Среди множества моих мыслей и воспоминаний об этом печальном событии позвольте мне сказать, что я видел его в дни невзгод, в некоторые моменты его глубочайших страданий и тяжелейших испытаний. Я также сопровождал его в часы наивысшего возвышения и благоденствия, неизменно восхищаясь его мудростью, умеренностью и стойкостью.

Среди всех наших первоначальных сподвижников по тому памятному союзу этого континента в 1774 году, который впервые выразил суверенную волю свободной нации в Америке, он оставался единственным в общенациональном правительстве. Хотя мое здоровье более слабое, чем у него, и я нахожусь в том возрасте, когда он счел необходимым готовиться к удалению от дел, я чувствую себя одиноким, лишившимся последнего брата; и все же я нахожу великое утешение в единодушном стремлении людей всех возрастов и сословий разделить со мной скорбь по поводу этой общей для всего мира беды.

Жизнь нашего Вашингтона не померкнет при сравнении с жизнью тех деятелей других стран, которые были наиболее прославлены и возвеличены славой.

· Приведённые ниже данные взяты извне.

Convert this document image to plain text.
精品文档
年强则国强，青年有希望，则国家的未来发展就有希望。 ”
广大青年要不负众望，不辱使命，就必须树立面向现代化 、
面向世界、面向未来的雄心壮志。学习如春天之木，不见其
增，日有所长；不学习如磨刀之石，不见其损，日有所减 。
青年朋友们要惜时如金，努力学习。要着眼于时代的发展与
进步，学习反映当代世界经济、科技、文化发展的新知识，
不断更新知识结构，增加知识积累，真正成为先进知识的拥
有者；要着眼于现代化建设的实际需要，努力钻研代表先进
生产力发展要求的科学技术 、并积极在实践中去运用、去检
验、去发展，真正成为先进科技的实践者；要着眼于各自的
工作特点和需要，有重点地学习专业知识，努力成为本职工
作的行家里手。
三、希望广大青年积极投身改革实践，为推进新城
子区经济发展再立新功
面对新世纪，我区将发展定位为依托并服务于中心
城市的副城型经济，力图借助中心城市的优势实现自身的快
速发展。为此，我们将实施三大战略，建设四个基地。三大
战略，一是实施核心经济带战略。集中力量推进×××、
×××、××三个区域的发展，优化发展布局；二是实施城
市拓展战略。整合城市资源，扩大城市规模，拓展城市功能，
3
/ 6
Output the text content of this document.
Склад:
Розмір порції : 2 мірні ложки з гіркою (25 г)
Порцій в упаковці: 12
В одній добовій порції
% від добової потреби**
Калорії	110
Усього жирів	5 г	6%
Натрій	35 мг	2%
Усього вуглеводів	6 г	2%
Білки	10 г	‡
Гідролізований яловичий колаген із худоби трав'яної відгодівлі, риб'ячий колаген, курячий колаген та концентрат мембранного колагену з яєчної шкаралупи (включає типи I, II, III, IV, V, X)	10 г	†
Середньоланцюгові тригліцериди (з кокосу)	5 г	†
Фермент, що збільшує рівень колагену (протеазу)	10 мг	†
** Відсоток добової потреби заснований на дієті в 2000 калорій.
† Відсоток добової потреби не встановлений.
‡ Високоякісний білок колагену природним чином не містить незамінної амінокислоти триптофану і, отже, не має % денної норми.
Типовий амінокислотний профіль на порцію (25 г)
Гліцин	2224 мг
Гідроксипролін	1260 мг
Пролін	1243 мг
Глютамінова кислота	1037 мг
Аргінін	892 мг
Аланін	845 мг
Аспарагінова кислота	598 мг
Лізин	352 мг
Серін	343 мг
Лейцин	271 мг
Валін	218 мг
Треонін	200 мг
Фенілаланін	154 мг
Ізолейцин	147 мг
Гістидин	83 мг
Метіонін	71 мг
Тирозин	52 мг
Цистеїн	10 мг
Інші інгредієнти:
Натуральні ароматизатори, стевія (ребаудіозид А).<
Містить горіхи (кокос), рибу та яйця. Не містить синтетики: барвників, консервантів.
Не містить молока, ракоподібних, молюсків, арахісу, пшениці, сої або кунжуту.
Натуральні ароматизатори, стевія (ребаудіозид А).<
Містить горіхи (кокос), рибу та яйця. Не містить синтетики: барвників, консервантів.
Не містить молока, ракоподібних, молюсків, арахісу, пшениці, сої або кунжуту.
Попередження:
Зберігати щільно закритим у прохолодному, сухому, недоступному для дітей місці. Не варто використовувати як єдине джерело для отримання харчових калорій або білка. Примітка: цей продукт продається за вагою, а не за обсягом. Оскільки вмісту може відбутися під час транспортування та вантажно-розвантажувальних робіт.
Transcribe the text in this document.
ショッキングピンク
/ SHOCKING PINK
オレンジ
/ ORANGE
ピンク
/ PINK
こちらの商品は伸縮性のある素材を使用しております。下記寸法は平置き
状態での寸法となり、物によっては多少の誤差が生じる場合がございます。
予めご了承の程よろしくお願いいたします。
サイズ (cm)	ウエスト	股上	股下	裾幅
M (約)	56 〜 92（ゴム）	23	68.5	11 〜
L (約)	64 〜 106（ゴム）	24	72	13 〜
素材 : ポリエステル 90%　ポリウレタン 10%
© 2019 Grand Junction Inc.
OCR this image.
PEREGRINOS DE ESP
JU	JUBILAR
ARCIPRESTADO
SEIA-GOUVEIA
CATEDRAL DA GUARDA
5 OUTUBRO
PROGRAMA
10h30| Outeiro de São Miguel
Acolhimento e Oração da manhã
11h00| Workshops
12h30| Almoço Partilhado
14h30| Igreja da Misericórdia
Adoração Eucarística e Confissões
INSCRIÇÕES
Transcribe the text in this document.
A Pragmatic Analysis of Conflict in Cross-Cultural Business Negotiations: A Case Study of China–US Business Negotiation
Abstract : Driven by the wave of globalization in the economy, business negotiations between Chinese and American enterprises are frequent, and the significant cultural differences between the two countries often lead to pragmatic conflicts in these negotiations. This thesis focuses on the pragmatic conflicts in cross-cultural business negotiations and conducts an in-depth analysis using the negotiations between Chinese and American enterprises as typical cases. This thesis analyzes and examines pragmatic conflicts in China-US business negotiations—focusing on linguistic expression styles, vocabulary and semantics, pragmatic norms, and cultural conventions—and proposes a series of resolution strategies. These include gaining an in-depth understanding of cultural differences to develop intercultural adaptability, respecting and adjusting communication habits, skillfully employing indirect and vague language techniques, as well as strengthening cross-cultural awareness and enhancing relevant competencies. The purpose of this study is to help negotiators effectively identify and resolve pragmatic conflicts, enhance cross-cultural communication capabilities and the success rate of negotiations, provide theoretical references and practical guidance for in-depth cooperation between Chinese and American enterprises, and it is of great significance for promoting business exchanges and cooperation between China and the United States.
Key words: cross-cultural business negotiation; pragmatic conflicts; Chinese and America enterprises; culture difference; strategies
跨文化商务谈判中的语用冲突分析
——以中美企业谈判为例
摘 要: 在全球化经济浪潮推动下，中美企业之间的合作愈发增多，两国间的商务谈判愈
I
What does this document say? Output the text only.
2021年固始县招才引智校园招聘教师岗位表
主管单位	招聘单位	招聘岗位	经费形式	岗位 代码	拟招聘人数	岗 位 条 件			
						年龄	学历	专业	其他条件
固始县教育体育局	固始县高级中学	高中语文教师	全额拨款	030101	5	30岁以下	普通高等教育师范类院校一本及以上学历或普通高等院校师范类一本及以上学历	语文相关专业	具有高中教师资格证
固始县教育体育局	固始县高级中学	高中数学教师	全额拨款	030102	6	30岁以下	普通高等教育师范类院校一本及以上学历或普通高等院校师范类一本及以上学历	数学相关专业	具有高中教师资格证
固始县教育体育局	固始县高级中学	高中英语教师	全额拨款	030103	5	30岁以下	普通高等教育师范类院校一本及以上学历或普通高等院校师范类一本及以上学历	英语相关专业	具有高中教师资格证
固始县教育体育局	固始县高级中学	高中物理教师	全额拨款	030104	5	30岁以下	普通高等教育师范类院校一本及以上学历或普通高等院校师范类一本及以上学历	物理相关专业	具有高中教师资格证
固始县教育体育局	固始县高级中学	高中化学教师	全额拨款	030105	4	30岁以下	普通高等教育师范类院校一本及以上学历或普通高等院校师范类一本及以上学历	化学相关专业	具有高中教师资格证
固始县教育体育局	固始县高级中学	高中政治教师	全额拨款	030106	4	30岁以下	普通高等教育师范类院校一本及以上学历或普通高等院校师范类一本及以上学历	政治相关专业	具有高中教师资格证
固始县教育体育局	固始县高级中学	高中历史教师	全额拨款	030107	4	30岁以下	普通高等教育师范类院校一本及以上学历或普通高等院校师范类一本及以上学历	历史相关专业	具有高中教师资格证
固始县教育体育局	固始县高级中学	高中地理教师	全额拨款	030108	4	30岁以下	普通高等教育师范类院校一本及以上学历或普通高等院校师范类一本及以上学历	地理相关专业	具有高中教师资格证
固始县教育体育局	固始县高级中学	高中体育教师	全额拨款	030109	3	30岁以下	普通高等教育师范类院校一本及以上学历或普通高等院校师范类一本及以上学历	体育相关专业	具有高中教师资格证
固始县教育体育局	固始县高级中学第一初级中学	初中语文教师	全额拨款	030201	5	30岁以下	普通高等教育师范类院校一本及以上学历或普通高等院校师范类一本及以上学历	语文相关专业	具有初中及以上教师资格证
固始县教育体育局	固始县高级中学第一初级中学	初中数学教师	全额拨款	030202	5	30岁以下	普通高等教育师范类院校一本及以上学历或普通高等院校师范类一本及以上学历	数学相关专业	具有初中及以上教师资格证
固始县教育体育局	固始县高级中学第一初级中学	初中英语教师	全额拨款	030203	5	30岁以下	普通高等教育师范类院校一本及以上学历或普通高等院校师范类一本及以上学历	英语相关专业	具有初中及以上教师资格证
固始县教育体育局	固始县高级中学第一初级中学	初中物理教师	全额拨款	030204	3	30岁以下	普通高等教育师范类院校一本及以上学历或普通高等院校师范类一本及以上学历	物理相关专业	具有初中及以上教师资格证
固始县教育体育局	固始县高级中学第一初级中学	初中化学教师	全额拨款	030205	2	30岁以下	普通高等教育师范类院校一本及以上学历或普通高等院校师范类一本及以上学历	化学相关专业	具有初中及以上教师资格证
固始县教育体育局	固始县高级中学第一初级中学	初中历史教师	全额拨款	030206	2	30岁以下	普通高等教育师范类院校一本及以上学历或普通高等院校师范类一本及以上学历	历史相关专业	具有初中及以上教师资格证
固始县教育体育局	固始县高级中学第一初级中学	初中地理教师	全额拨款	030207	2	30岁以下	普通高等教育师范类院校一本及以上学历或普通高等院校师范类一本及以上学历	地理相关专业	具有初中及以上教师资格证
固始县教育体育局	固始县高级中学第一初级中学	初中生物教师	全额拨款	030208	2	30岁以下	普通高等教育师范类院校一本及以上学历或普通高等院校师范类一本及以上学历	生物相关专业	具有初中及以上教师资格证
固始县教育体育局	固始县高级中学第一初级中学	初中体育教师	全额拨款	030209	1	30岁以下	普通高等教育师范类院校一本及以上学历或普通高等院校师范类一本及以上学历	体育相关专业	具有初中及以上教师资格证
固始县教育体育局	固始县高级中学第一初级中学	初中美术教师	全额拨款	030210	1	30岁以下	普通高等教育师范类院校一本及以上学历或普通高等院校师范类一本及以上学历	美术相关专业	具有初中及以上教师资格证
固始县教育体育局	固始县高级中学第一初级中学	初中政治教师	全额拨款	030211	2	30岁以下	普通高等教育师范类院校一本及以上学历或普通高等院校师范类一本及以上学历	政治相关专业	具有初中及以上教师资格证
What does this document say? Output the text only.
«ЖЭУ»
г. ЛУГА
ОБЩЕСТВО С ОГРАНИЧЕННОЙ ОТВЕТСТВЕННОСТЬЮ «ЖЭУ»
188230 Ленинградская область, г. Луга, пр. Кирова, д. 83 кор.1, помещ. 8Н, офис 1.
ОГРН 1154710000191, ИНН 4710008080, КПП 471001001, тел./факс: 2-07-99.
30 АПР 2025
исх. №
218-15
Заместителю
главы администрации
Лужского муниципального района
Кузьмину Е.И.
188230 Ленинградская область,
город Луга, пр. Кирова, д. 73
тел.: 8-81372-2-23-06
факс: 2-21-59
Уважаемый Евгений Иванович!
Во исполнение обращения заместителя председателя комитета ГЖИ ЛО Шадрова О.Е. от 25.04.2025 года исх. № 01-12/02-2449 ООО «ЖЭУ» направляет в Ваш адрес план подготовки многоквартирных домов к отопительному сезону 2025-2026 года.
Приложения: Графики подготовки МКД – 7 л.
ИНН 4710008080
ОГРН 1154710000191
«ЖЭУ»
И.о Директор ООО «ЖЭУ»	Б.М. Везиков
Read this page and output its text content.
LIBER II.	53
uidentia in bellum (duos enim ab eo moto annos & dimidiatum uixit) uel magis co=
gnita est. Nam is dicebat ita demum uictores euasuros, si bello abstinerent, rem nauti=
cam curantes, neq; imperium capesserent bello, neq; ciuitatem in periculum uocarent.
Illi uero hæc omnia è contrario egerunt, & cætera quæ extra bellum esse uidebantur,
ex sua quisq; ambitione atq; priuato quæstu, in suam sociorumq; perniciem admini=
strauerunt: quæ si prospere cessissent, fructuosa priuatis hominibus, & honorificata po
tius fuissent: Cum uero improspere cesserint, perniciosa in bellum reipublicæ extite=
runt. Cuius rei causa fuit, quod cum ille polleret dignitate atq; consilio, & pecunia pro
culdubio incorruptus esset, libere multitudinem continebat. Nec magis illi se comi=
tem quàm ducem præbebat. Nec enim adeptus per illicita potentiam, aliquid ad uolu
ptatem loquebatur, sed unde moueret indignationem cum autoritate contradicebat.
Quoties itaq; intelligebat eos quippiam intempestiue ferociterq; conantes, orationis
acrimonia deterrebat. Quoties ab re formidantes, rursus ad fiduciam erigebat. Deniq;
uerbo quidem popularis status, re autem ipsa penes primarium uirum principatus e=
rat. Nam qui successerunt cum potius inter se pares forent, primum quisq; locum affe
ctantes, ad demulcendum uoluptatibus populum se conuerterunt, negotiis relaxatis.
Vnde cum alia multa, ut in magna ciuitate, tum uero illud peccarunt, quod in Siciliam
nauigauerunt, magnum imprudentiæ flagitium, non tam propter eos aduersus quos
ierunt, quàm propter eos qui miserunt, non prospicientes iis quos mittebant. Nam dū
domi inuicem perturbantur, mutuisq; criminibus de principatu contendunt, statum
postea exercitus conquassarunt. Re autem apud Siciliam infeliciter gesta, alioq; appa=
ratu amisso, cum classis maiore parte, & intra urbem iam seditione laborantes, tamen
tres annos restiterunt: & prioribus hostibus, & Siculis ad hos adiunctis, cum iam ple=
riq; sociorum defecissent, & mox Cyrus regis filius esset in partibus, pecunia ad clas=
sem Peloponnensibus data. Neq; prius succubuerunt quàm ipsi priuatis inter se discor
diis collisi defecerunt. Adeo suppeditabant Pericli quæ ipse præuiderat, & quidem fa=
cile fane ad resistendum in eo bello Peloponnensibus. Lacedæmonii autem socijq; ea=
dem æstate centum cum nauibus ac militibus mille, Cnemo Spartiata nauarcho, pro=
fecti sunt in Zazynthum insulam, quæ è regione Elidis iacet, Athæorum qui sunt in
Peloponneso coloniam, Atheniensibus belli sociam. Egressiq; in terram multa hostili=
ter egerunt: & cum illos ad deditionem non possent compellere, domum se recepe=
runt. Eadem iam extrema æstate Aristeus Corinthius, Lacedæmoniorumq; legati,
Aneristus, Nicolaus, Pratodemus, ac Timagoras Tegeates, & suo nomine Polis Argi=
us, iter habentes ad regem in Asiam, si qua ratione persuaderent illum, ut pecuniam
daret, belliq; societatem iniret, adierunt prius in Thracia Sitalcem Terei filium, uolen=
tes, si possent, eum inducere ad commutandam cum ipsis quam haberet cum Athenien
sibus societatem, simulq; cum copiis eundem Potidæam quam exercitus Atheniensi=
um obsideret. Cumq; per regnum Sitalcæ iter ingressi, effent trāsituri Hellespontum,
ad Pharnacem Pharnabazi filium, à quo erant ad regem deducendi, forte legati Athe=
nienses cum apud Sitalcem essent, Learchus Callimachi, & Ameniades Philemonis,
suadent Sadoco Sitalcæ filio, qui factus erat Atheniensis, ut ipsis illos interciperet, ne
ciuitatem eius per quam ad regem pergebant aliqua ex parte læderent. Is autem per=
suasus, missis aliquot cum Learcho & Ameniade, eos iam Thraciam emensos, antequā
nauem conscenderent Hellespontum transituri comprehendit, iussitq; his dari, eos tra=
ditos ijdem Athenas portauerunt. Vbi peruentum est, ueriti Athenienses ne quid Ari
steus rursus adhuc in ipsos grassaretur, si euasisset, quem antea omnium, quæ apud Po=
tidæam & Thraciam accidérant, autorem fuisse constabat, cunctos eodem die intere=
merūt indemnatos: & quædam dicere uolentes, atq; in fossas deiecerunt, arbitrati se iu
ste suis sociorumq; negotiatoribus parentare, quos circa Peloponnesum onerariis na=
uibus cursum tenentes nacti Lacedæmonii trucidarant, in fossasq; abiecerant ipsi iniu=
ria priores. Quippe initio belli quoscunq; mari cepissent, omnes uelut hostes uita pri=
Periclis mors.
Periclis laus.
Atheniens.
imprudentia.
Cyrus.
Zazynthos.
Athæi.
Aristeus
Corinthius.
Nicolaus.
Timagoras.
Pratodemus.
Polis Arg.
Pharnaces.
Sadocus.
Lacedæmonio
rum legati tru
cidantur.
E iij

Атрибуты и убранства королевской власти могли лишь затмить величие тех добродетелей, которые превратили его из скромного гражданина в еще более яркое светило. Несчастья, если бы он дожил до них, могли бы в дальнейшем запятнать его славу лишь в глазах тех поверхностных умов, которые, полагая, что характер и поступки определяются исключительно успехом, редко заслуживают того, чтобы им наслаждаться. Злоба никогда не смогла бы омрачить его честь, а зависть сделала его единственным исключением из своего универсального правила. Что касается его самого, он прожил достаточно долго для жизни и для славы; что касается его сограждан, то, если бы их молитвы могли быть услышаны, он был бы бессмертен; что касается меня, его уход происходит в самый неподходящий момент. Полагаясь, однако, на мудрое и праведное правление Провидения над страстями людей и результатами их действий, а также над их жизнями, мне не остается ничего, кроме смиренного покорства.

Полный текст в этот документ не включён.